A simple example with input as a 4 x 20 matrix (each feature vector has 4 elements).
This is PyTorch BatchNorm1d, which has essentially the same default set-up as Flux BatchNorm i.e. affine = true, track_stats = true, momentum=0.1, eps=1e-5:
>>> X = torch.rand(20,4)
>>> bn = nn.BatchNorm1d(4)
>>> Y = bn(X)
>>> torch.mean(Y,dim=0), torch.std(Y,dim=0)
(tensor([ 1.8254e-08, 2.3842e-08, -3.8743e-08, 1.3113e-07],
grad_fn=<MeanBackward1>), tensor([1.0259, 1.0259, 1.0259, 1.0259], grad_fn=<StdBackward0>))
This is Flux:
julia> X = rand(4,20);
julia> bn = BatchNorm(4);
julia> Y = bn(X);
julia> mean(Y, dims=2), std(Y, dims=2)
([0.48133999685014006; 0.44180285698448074; 0.3883897120545002; 0.5147873246939905;;], [0.29354726908422013; 0.28174793700550516; 0.28389460891762774; 0.3641842220050316;;])
Output does not appear to be normalised. However, setting track_stats=false produces normalised output.
julia> bn = BatchNorm(4, track_stats=false);
julia> Y = bn(X);
julia> mean(Y, dims=2), std(Y, dims=2)
([-3.774758283725532e-16; -1.4988010832439614e-16; -1.7208456881689927e-16; 2.2204460492503132e-17;;], [1.0259156929542212; 1.0259103353840449; 1.0259113600126541; 1.0259376410505154;;])

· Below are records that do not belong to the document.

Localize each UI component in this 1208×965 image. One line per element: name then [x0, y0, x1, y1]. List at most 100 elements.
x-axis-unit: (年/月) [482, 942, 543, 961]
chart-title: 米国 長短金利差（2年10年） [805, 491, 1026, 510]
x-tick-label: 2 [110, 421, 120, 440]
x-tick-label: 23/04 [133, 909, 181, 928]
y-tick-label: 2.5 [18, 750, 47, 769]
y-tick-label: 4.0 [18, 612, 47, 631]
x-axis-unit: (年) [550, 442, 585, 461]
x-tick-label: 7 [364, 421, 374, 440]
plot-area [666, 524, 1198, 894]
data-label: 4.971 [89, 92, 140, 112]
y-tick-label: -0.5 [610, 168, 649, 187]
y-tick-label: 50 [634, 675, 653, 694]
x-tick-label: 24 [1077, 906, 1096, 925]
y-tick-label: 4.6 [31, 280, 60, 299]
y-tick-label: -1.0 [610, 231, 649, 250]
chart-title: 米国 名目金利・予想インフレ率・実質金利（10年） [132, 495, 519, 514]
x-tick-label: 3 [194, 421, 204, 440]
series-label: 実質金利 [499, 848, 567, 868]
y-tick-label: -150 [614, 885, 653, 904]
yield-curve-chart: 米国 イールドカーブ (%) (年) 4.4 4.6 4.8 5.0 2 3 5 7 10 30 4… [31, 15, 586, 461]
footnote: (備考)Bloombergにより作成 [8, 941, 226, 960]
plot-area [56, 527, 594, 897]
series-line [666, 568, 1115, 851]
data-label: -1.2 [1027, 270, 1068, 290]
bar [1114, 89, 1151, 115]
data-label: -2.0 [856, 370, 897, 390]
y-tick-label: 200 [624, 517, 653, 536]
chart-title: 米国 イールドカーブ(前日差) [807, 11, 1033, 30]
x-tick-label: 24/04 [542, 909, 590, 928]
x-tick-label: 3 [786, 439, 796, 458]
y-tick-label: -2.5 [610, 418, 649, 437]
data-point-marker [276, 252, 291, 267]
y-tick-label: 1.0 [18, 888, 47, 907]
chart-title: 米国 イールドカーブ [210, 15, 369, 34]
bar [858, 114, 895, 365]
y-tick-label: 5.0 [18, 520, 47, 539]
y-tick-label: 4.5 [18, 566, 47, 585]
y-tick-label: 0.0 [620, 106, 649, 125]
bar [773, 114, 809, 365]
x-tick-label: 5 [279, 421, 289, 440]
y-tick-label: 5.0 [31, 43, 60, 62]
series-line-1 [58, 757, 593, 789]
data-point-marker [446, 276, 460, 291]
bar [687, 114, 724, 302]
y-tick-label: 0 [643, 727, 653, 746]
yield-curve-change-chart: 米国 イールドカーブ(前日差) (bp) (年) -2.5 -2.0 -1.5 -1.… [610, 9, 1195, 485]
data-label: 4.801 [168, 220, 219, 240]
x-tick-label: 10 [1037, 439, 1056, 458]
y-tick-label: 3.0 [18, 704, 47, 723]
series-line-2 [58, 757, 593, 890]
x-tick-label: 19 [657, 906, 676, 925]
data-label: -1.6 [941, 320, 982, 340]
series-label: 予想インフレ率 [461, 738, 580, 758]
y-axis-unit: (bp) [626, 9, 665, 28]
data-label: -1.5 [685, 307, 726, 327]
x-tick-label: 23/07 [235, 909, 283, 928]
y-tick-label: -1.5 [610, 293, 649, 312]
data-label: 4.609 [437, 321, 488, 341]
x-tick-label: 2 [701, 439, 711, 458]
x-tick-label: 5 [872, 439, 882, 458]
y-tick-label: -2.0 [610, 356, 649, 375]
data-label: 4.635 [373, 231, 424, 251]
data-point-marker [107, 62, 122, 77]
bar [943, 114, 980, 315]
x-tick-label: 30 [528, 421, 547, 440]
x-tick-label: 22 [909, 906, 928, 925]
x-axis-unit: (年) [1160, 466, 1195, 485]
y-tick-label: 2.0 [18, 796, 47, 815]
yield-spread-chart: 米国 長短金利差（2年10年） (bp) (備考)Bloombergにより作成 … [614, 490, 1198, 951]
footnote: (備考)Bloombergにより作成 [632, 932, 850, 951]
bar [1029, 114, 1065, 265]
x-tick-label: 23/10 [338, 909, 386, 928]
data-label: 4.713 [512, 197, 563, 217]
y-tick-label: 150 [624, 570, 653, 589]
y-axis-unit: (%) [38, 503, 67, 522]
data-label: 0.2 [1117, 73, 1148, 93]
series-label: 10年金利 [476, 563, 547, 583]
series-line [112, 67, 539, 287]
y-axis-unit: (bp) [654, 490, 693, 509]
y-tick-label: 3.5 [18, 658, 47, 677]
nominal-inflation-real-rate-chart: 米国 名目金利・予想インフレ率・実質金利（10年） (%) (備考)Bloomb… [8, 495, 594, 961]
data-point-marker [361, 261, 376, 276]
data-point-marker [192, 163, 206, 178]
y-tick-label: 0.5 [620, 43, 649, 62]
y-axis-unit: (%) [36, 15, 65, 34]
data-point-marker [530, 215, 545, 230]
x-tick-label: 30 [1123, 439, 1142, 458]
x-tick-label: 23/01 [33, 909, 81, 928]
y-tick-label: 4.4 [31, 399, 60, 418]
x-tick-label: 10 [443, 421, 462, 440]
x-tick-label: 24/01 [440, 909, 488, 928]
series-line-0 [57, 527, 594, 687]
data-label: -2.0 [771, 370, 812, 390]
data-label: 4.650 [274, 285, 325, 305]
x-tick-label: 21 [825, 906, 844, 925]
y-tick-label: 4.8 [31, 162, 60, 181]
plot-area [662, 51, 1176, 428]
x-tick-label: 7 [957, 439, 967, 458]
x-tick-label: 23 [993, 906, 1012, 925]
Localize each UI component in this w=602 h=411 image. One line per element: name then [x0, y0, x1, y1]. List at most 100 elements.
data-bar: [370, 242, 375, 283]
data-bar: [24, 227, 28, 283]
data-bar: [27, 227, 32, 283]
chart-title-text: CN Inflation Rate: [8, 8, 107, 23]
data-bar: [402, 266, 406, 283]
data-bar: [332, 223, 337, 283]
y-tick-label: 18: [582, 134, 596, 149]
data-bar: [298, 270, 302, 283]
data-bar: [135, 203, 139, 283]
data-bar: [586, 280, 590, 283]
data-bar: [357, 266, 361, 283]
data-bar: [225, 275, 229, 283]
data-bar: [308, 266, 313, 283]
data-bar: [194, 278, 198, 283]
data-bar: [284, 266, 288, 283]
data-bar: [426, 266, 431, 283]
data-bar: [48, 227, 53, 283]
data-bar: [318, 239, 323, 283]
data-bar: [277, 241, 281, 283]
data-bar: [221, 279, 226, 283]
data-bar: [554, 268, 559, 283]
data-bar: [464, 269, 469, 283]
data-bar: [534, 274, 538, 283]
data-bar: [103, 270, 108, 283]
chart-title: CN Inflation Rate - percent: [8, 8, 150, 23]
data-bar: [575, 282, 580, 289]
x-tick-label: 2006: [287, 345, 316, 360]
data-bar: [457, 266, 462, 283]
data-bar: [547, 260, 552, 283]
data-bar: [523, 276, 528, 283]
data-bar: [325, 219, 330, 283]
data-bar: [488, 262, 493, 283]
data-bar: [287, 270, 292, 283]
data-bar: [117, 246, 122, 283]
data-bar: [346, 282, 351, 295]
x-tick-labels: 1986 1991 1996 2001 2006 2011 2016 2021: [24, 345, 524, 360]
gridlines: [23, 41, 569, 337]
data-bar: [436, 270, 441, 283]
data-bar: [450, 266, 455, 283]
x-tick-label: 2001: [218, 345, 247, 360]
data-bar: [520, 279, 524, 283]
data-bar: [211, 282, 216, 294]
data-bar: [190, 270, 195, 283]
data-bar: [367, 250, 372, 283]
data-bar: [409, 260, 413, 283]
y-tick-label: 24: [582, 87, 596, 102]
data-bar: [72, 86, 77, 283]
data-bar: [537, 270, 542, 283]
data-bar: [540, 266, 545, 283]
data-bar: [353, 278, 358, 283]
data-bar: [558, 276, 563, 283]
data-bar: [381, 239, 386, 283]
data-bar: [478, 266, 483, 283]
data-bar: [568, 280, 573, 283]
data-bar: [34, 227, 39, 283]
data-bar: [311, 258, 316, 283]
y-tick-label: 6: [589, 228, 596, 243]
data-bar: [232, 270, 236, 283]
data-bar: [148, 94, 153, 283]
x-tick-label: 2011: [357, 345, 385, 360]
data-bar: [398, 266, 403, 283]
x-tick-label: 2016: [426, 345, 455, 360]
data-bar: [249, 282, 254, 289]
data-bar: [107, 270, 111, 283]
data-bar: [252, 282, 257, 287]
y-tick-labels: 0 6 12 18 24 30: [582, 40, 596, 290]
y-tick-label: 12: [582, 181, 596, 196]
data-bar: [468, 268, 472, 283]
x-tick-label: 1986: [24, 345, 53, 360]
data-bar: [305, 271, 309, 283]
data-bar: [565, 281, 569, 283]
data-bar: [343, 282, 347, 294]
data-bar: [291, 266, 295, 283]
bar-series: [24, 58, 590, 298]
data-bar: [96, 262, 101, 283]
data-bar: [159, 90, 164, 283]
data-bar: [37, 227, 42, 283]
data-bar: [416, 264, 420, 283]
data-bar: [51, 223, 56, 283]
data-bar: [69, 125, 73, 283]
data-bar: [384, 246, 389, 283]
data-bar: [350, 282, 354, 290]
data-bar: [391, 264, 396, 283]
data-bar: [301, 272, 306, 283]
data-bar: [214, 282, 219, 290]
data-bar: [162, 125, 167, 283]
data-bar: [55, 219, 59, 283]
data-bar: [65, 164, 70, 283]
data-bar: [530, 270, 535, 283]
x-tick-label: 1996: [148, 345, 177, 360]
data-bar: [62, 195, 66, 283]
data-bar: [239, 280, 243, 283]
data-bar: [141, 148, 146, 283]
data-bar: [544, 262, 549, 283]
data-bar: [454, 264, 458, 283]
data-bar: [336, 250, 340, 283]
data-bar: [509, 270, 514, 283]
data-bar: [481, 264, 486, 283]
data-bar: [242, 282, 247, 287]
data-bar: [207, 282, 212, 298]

However, Pytorch BatchNorm1d, with track_running_stats=False, returns the same normalised output as the default case. This is to be expected for this example.
>>> bn = nn.BatchNorm1d(4, track_running_stats=False)
>>> Y = bn(X)
>>> torch.mean(Y,dim=0), torch.std(Y,dim=0)
(tensor([ 1.8254e-08, 2.3842e-08, -3.8743e-08, 1.3113e-07],
grad_fn=<MeanBackward1>), tensor([1.0259, 1.0259, 1.0259, 1.0259], grad_fn=<StdBackward0>))
What is the intuition behind Flux BatchNorm behaving differently? This does not seem to match with the methodology in the original normalisation paper.